Thailand has introduced fines for anyone who feeds elephants in the capital city.
Bangkok authorities said anyone caught handing bunches of bananas or sugar cane to the animalss – proffered by their handlers to make money – faces a $320 fine.
Thailand has about 2,400 domestic elephants. There is little demand these days for the animals’ traditional skills in logging and other labour, so owners sometimes loan them for begging from tourists and locals in major cities.
“The ordinance is issued to prevent untidiness or danger toward properties and lives of Bangkok residents,” said Manit Techa-apichoke, deputy director of the City Law Enforcement Department, adding there were cases of elephants hurting people and falling into drains.

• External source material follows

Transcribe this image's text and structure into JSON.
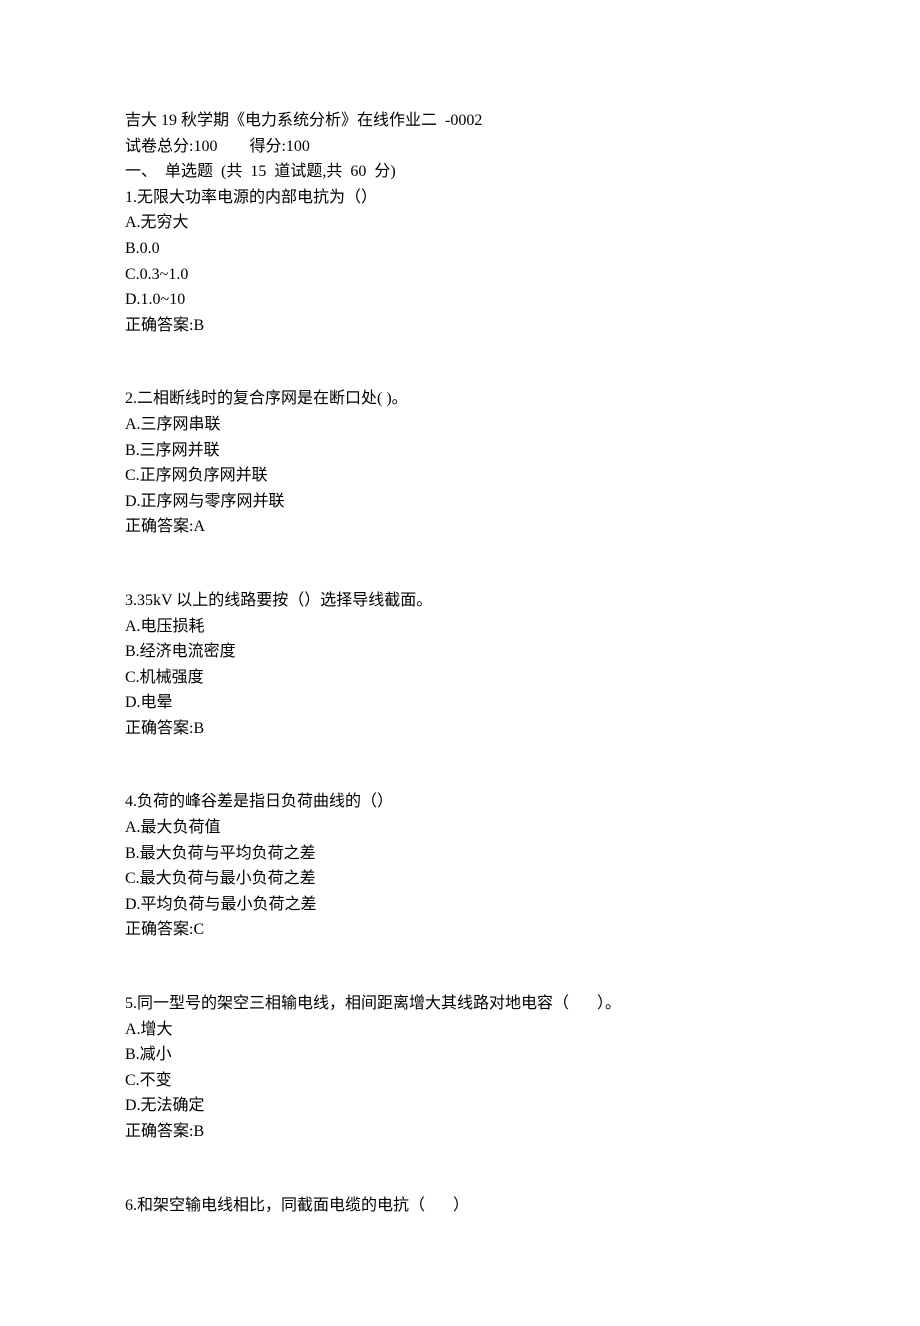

Friends of the Asian Elephant, a Thai non-governmental group which cares for injured or mistreated elephants, called the fines a good start.
“I have been asking for them to do this for 15 years,” said its founder, Soraida Salwalla, adding that she hoped other Thai cities would follow suit. “It is not the total solution, but it is a help.”
Previously, mahouts – as elephant handlers are known – and their accomplices were fined for bringing an elephant into Bangkok, but those feeding the animal escaped punishment.
Typically a tourist would pay 20 baht (62 US cents) for the privilege of handing a bunch of fruit or vegetables into the elephant’s trunk.